In this study, we have for the first time decomposed the J-function to account for the effect of pore structure. The importance of pore structure for the J-function was mentioned in earlier studies, but was never evaluated systematically. To decompose the J-function, we interpreted the pore structures of connected pores in tight gas sandstones from mercury intrusion capillary pressure measurements (drainage) under confined boundary conditions. We then determined the effective transport properties (permeability, porosity, and wetting phase saturation) of the interpreted pore structures from laboratory measurements. In future works, it may become possible to test the interpreted pore structures by observing the three-dimensional pore space directly using experimental techniques such as nuclear magnetic resonance (NMR) imaging, X-ray computed tomography (XRCT), and focused ion beam and scanning electron microscopy (FIBSEM) imaging.

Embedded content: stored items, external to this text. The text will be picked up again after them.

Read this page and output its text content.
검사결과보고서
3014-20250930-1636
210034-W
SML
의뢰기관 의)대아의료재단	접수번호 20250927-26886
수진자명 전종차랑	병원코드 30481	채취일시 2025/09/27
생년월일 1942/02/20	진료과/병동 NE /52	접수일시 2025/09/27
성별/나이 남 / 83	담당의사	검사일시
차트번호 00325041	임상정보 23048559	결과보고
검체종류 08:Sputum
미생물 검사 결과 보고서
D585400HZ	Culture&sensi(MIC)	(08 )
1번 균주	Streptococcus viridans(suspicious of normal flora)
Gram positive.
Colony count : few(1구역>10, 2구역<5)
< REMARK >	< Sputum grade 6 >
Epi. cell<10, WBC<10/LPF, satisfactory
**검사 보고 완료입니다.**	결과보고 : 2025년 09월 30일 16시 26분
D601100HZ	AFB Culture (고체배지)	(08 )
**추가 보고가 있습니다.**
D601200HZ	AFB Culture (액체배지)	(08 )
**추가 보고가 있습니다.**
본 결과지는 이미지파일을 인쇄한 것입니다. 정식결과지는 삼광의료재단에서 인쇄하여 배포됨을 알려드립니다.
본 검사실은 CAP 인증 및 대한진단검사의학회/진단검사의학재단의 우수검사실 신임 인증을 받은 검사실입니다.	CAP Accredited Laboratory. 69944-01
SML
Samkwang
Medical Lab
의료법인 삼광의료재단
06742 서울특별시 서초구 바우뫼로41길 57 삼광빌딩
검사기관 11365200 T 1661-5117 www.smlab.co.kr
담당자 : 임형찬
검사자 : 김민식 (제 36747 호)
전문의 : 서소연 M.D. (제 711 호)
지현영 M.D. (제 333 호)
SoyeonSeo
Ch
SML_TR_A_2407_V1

Implementing the effect of the pore structure on the J-function enabled us to capture the capillary pressures more accurately where there is a minimum scatter in the scaled results. We used the ratio of the highest to lowest values of the J-function to test the proposed method. With the traditional approach, the ratios are equal to 13, 5, and 8 for three tight formations. Those numbers reduce to 2, 1, and 3 when the effect of pore structure is implemented. This study provides a better way to collapse data from a set of measurements by accounting for the pore structure effect.